This timely volume challenges the notion that because climate change is inherently a global problem, only coordinated actions on a global scale can lead to a solution. It considers the perspective that since climate change itself has both global and local causes and implications, the most effective policies for adapting to and mitigating climate change must involve governments and communities at many different levels.
Federalism--the system of government in which power is divided among a national government and state and regional governments--is well-suited to address the challenges of climate change because it permits distinctive policy responses at a variety of scales. The chapters in this book explore questions such as what are appropriate relationships between states, tribes, and the federal government as each actively pursues climate-change policies? How much leeway should states have in designing and implementing climate-change policies, and how extensively should the federal government exercise its preemption powers to constrain state activity? What climate-change strategies are states best suited to pursue, and what role, if any, will regional state-based collaborations and associations play?
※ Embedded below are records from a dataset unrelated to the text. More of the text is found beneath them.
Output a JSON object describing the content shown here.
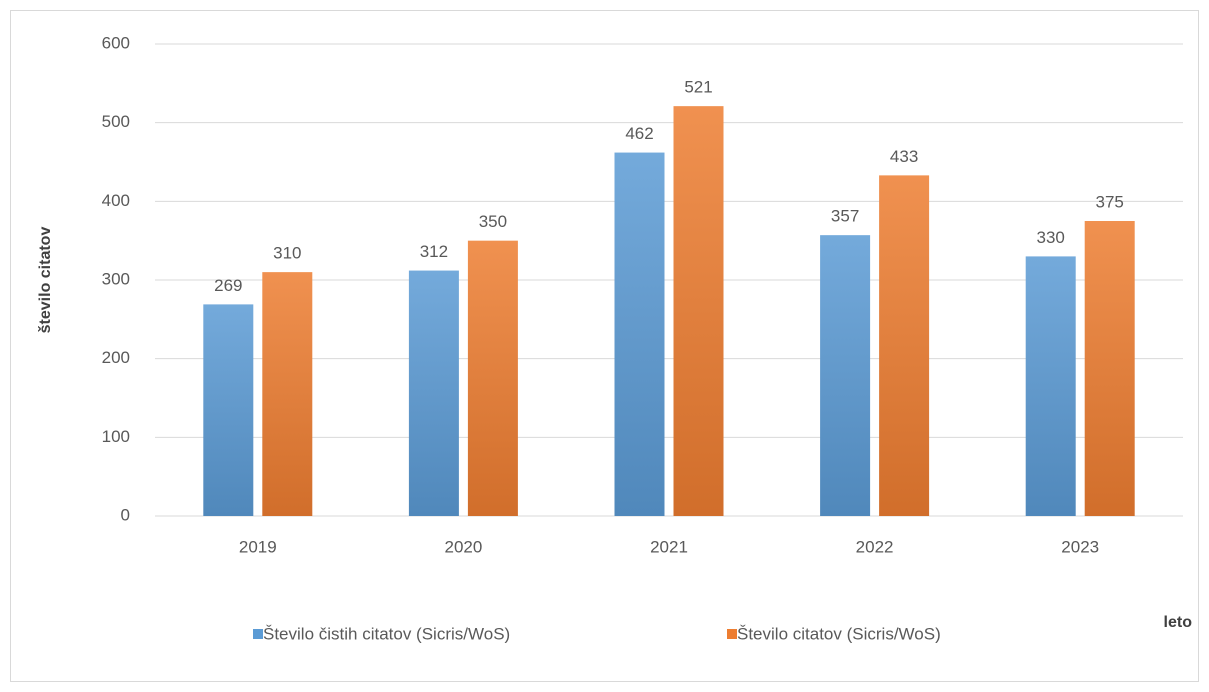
{
  "chart_data": {
    "type": "bar",
    "categories": [
      "2019",
      "2020",
      "2021",
      "2022",
      "2023"
    ],
    "series": [
      {
        "name": "Število čistih citatov (Sicris/WoS)",
        "color": "#5b9bd5",
        "values": [
          269,
          312,
          462,
          357,
          330
        ]
      },
      {
        "name": "Število citatov (Sicris/WoS)",
        "color": "#ed7d31",
        "values": [
          310,
          350,
          521,
          433,
          375
        ]
      }
    ],
    "y_label": "število citatov",
    "x_label": "leto",
    "ylim": [
      0,
      600
    ],
    "yticks": [
      0,
      100,
      200,
      300,
      400,
      500,
      600
    ],
    "grid": true,
    "legend": "bottom"
  }
}
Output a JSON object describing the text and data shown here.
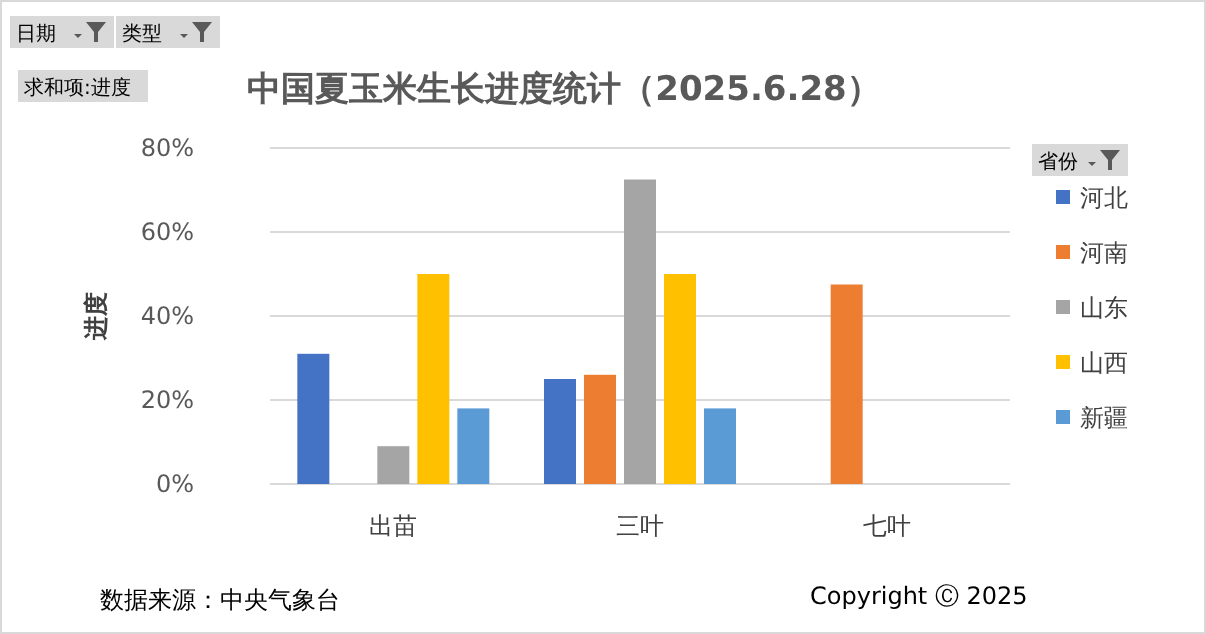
{
  "chart_data": {
    "type": "bar",
    "title": "中国夏玉米生长进度统计（2025.6.28）",
    "ylabel": "进度",
    "legend_title": "省份",
    "categories": [
      "出苗",
      "三叶",
      "七叶"
    ],
    "series": [
      {
        "name": "河北",
        "color": "#4472c4",
        "values": [
          31,
          25,
          null
        ]
      },
      {
        "name": "河南",
        "color": "#ed7d31",
        "values": [
          null,
          26,
          47.5
        ]
      },
      {
        "name": "山东",
        "color": "#a5a5a5",
        "values": [
          9,
          72.5,
          null
        ]
      },
      {
        "name": "山西",
        "color": "#ffc000",
        "values": [
          50,
          50,
          null
        ]
      },
      {
        "name": "新疆",
        "color": "#5b9bd5",
        "values": [
          18,
          18,
          null
        ]
      }
    ],
    "ylim": [
      0,
      80
    ],
    "yticks": [
      {
        "value": 0,
        "label": "0%"
      },
      {
        "value": 20,
        "label": "20%"
      },
      {
        "value": 40,
        "label": "40%"
      },
      {
        "value": 60,
        "label": "60%"
      },
      {
        "value": 80,
        "label": "80%"
      }
    ],
    "grid": "y",
    "legend": "right",
    "annotations": [
      "日期",
      "类型",
      "求和项:进度",
      "数据来源：中央气象台",
      "Copyright Ⓒ 2025"
    ]
  }
}
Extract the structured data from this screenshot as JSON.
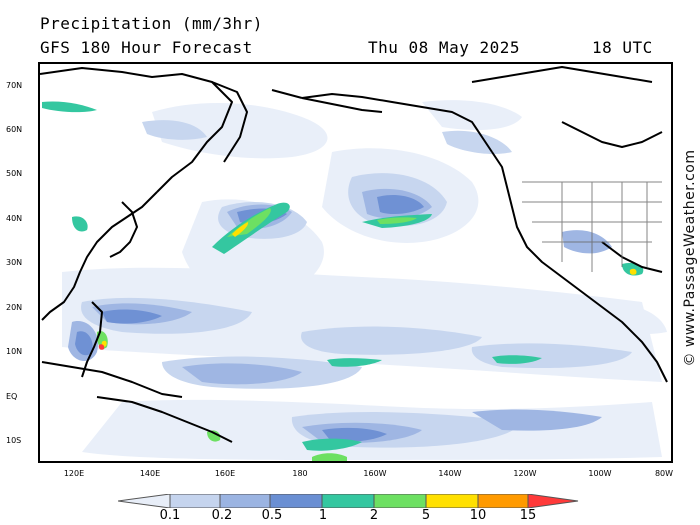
{
  "header": {
    "title": "Precipitation (mm/3hr)",
    "subtitle": "GFS 180 Hour Forecast",
    "date": "Thu 08 May 2025",
    "utc": "18 UTC"
  },
  "watermark": "© www.PassageWeather.com",
  "lat_labels": [
    "70N",
    "60N",
    "50N",
    "40N",
    "30N",
    "20N",
    "10N",
    "EQ",
    "10S"
  ],
  "lon_labels": [
    "120E",
    "140E",
    "160E",
    "180",
    "160W",
    "140W",
    "120W",
    "100W",
    "80W"
  ],
  "legend": {
    "labels": [
      "0.1",
      "0.2",
      "0.5",
      "1",
      "2",
      "5",
      "10",
      "15"
    ],
    "colors": [
      "#e8eef8",
      "#c5d4ee",
      "#9bb4e2",
      "#6a8fd3",
      "#34c7a0",
      "#6de062",
      "#ffe000",
      "#ff9a00",
      "#ff3a3a"
    ]
  },
  "colors": {
    "land_outline": "#000000",
    "state_borders": "#666666",
    "very_light": "#e9eff9",
    "light": "#c7d6ef",
    "medium": "#9fb6e3",
    "dark_blue": "#6f91d4",
    "teal": "#34c7a0",
    "green": "#6de062",
    "yellow": "#ffe000",
    "orange": "#ff9a00",
    "red": "#ff3a3a"
  }
}
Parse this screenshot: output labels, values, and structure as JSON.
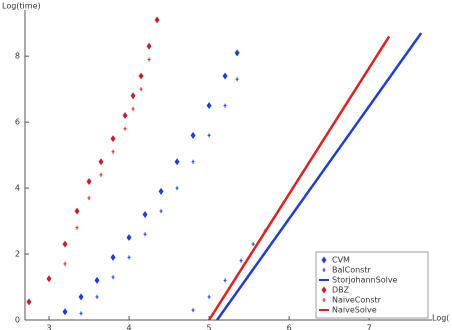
{
  "chart_data": {
    "type": "scatter",
    "y_label": "Log(time)",
    "x_label": "Log(",
    "xlim": [
      2.7,
      7.76
    ],
    "ylim": [
      0,
      9.4
    ],
    "xticks": [
      3,
      4,
      5,
      6,
      7
    ],
    "yticks": [
      0,
      2,
      4,
      6,
      8
    ],
    "legend": "lower right",
    "series": [
      {
        "name": "CVM",
        "color": "#1f3fd0",
        "style": "diamond",
        "x": [
          3.2,
          3.4,
          3.6,
          3.8,
          4.0,
          4.2,
          4.4,
          4.6,
          4.8,
          5.0,
          5.2,
          5.35
        ],
        "values": [
          0.25,
          0.7,
          1.2,
          1.9,
          2.5,
          3.2,
          3.9,
          4.8,
          5.6,
          6.5,
          7.4,
          8.1
        ]
      },
      {
        "name": "BalConstr",
        "color": "#1f3fd0",
        "style": "plus",
        "x": [
          3.4,
          3.6,
          3.8,
          4.0,
          4.2,
          4.4,
          4.6,
          4.8,
          5.0,
          5.2,
          5.35,
          4.8,
          5.0,
          5.2,
          5.4,
          5.55,
          5.7
        ],
        "values": [
          0.2,
          0.7,
          1.3,
          1.9,
          2.6,
          3.3,
          4.0,
          4.8,
          5.6,
          6.5,
          7.3,
          0.3,
          0.7,
          1.2,
          1.8,
          2.3,
          2.7
        ]
      },
      {
        "name": "StorjohannSolve",
        "color": "#1f3fd0",
        "style": "line",
        "x": [
          5.1,
          7.65
        ],
        "values": [
          0.0,
          8.7
        ]
      },
      {
        "name": "DBZ",
        "color": "#c8202a",
        "style": "diamond",
        "x": [
          2.75,
          3.0,
          3.2,
          3.35,
          3.5,
          3.65,
          3.8,
          3.95,
          4.05,
          4.15,
          4.25,
          4.35
        ],
        "values": [
          0.55,
          1.25,
          2.3,
          3.3,
          4.2,
          4.8,
          5.5,
          6.2,
          6.8,
          7.4,
          8.3,
          9.1
        ]
      },
      {
        "name": "NaiveConstr",
        "color": "#e0201f",
        "style": "plus",
        "x": [
          3.2,
          3.35,
          3.5,
          3.65,
          3.8,
          3.95,
          4.05,
          4.15,
          4.25
        ],
        "values": [
          1.7,
          2.8,
          3.7,
          4.4,
          5.1,
          5.8,
          6.4,
          7.0,
          7.9
        ]
      },
      {
        "name": "NaiveSolve",
        "color": "#e0201f",
        "style": "line",
        "x": [
          5.0,
          7.25
        ],
        "values": [
          0.0,
          8.6
        ]
      }
    ]
  }
}
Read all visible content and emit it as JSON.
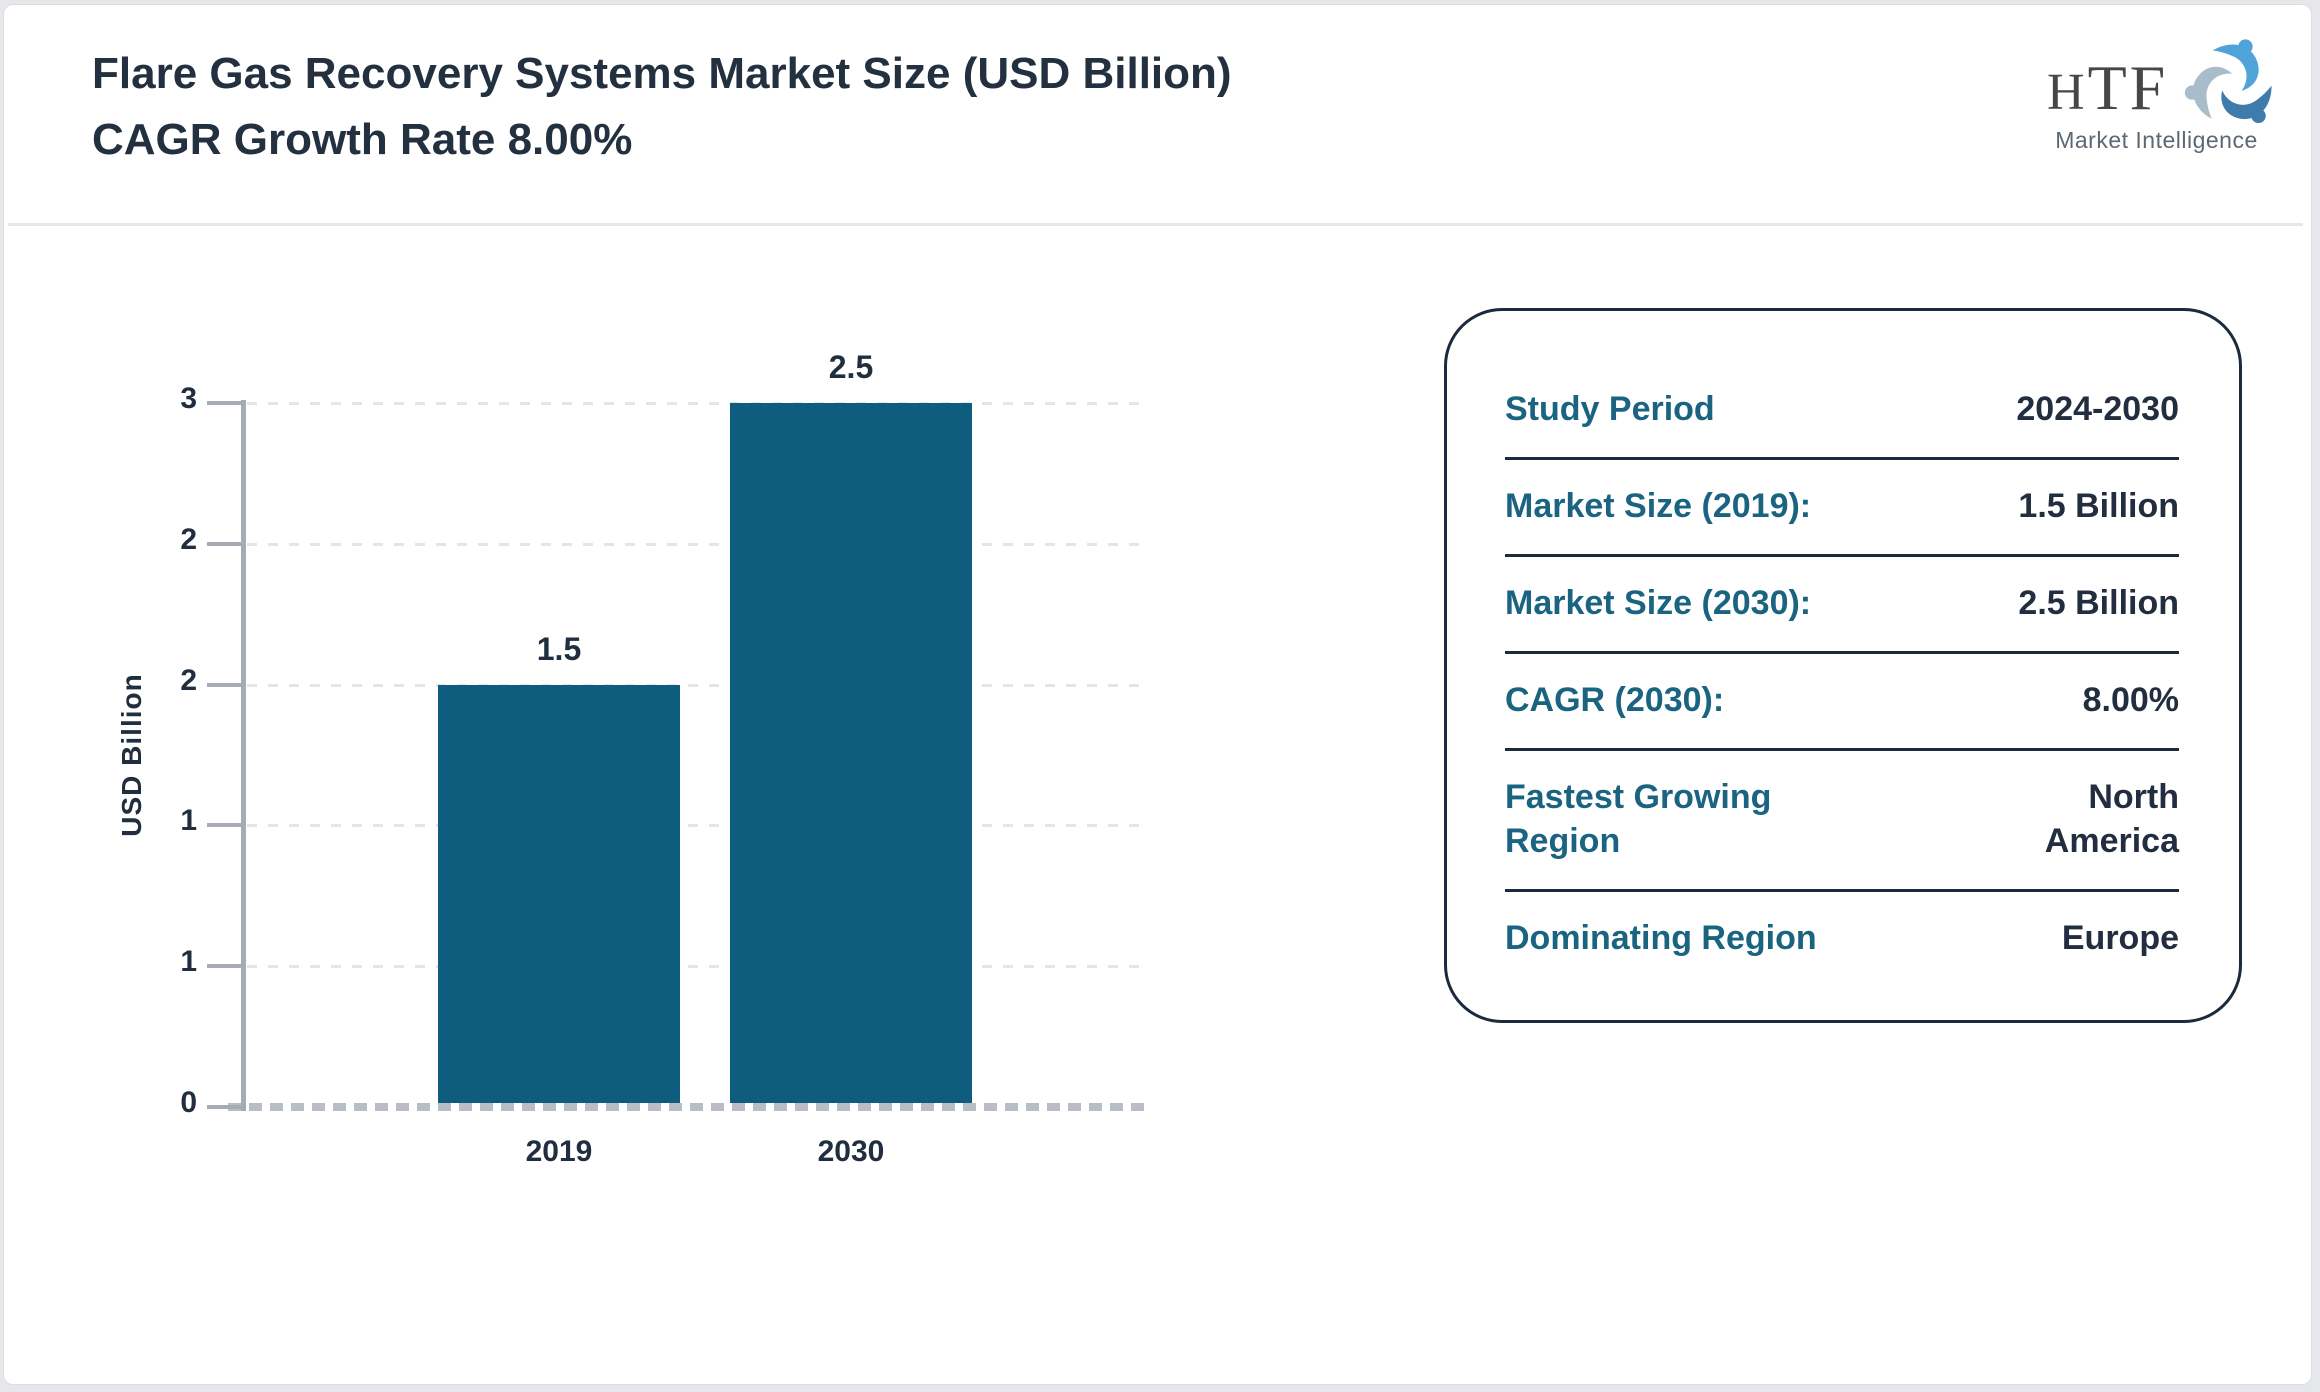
{
  "page": {
    "title": "Flare Gas Recovery Systems Market Size (USD Billion) CAGR Growth Rate 8.00%",
    "background_color": "#e6e7eb",
    "card_color": "#ffffff",
    "title_color": "#22303f"
  },
  "logo": {
    "text": "HTF",
    "subtext": "Market Intelligence",
    "icon": "htf-swirl-figures-icon",
    "colors": {
      "text": "#474747",
      "subtext": "#5d6872",
      "swirl_light_blue": "#4fa3d8",
      "swirl_dark_blue": "#3f7cab",
      "swirl_gray_blue": "#a9bcca"
    }
  },
  "chart_data": {
    "type": "bar",
    "title": "",
    "categories": [
      "2019",
      "2030"
    ],
    "values": [
      1.5,
      2.5
    ],
    "value_labels": [
      "1.5",
      "2.5"
    ],
    "bar_drawn_to_axis_values": [
      1.8,
      3.0
    ],
    "xlabel": "",
    "ylabel": "USD Billion",
    "ylim": [
      0,
      3
    ],
    "ytick_labels_bottom_to_top": [
      "0",
      "1",
      "1",
      "2",
      "2",
      "3"
    ],
    "grid": "horizontal-dashed",
    "legend": "none",
    "bar_color": "#0e5c7e",
    "text_color": "#212e3f",
    "axis_color": "#a6abb4"
  },
  "info_panel": {
    "border_color": "#1c2b3c",
    "label_color": "#1a6381",
    "value_color": "#222e40",
    "rows": [
      {
        "label": "Study Period",
        "value": "2024-2030"
      },
      {
        "label": "Market Size (2019):",
        "value": "1.5 Billion"
      },
      {
        "label": "Market Size (2030):",
        "value": "2.5 Billion"
      },
      {
        "label": "CAGR (2030):",
        "value": "8.00%"
      },
      {
        "label": "Fastest Growing Region",
        "value": "North America"
      },
      {
        "label": "Dominating Region",
        "value": "Europe"
      }
    ]
  }
}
This book examines these questions from a variety of perspectives, blending legal and policy analyses to provide thought-provoking coverage of how governments in a federal system cooperate, coordinate, and accommodate one another to address this global problem.
Navigating Climate Change Policy is an essential resource for policymakers and judges at all levels of government who deal with questions of climate governance. It will also serve as an important addition to the curriculum on climate change and environmental policy in graduate and undergraduate courses and will be of interest to anyone concerned with how the government addresses environmental issues.